COMMENT_PATTERN_TSX = "(comment) @comment"

comment_patterns = {
    'cpp': COMMENT_PATTERN_CPP,
    'python': COMMENT_PATTERN_PY,
    'typescript': COMMENT_PATTERN_TS,
    'tsx': COMMENT_PATTERN_TSX
}


@lexy_transformer(name='code.extract_comments.v1')
def get_comments(doc: Document) -> list[dict]:
    lang = lang_from_ext.get(doc.meta['file_ext'].replace('.', ''))
    comment_pattern = comment_patterns.get(lang, None)

    if comment_pattern is None:
        return []

    parser = tree_sitter_languages.get_parser(lang)
    language = tree_sitter_languages.get_language(lang)

    tree = parser.parse(bytes(doc.content, "utf-8"))
    root = tree.root_node

    query = language.query(comment_pattern)
    matches = query.captures(root)
    comments = []
    for m, name in matches:
        comment_text = m.text.decode('utf-8')
        c = {
            'comment_text': comment_text,
            'comment_embedding': text_embeddings(comment_text),
            'comment_meta': {
                'start_point': m.start_point,
                'end_point': m.end_point,
                'type': name
            }
        }
        comments.append(c)
    return comments

Our updated code now takes a Document object and uses the file extension to determine the appropriate language parser and comment patterns. It then parses comment text and metadata, and also embeds the comment text using the MiniLM transformer.

When we update the transformer code, the lexyworker container will automatically restart and load the new code.

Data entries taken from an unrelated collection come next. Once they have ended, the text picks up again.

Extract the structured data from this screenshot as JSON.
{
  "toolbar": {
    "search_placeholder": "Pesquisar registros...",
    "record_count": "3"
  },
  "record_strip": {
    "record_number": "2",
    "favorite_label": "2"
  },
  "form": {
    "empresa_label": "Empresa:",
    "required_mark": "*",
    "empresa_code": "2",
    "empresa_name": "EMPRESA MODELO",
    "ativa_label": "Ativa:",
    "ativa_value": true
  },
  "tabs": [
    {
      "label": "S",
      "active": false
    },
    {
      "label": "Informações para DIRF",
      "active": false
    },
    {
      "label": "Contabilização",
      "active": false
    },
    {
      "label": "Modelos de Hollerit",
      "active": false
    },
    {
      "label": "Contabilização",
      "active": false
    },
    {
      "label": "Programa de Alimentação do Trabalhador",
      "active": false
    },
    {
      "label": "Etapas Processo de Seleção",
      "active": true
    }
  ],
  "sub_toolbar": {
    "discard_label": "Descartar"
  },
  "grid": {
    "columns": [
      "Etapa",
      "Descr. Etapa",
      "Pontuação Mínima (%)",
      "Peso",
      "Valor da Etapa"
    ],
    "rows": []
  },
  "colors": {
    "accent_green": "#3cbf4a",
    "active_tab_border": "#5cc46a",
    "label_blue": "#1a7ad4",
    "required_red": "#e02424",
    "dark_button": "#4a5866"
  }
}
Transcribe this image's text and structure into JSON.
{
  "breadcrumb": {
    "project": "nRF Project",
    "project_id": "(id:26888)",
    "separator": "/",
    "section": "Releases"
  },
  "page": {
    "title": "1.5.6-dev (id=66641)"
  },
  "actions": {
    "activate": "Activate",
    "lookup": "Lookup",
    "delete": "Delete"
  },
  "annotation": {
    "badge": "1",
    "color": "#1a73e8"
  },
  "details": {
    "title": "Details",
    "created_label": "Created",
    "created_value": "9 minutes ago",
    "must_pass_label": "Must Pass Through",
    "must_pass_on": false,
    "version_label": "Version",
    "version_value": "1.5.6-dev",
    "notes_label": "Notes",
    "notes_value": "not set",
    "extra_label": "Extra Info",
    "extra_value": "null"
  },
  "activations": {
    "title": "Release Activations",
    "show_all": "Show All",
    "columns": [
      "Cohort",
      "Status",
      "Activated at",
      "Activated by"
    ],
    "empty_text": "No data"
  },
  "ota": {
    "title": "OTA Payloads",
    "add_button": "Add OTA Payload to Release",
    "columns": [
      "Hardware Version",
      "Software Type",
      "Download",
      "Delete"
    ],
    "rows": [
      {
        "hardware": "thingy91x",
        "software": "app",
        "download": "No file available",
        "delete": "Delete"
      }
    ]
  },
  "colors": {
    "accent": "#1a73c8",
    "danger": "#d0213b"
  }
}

Let's test the updated transformer using a slightly more complex sample document.

sample_content = (
    '""" This is a module docstring. """\n'
    '\n'
    '# This is a comment\n'
    'class MyClass:\n'
    '   """ This is a class docstring. """\n'
    '   def __init__():\n'
    '       # TODO: implement this\n'
    '       pass\n'
    ''
)

sample_doc = {
    'content': sample_content,
    'meta': {
        'file_name': 'example.py',
        'file_ext': '.py'
    }
}

code_transformer.transform_document(sample_doc)

{'task_id': '48666991-308d-47ea-badf-3dd62f7b3778',
 'result': [{'comment_text': '""" This is a module docstring. """',
   'comment_embedding': [-0.028629321604967117, 0.10635735094547272, ..., 0.01644347794353962],
   'comment_meta': {'start_point': [0, 0],
    'end_point': [0, 35],
    'type': 'module_doc_str'}},
  {'comment_text': '""" This is a class docstring. """',
   'comment_embedding': [-0.027630936354398727, 0.1391005963087082, ..., 0.07976623624563217],
   'comment_meta': {'start_point': [4, 3],
    'end_point': [4, 37],
    'type': 'class_doc_str'}}]}

We can continue to iterate on our transformer code and test it on sample documents. Once we're ready, we can create an index for storing the transformer output, and then create a binding to apply the transformer to a collection of documents.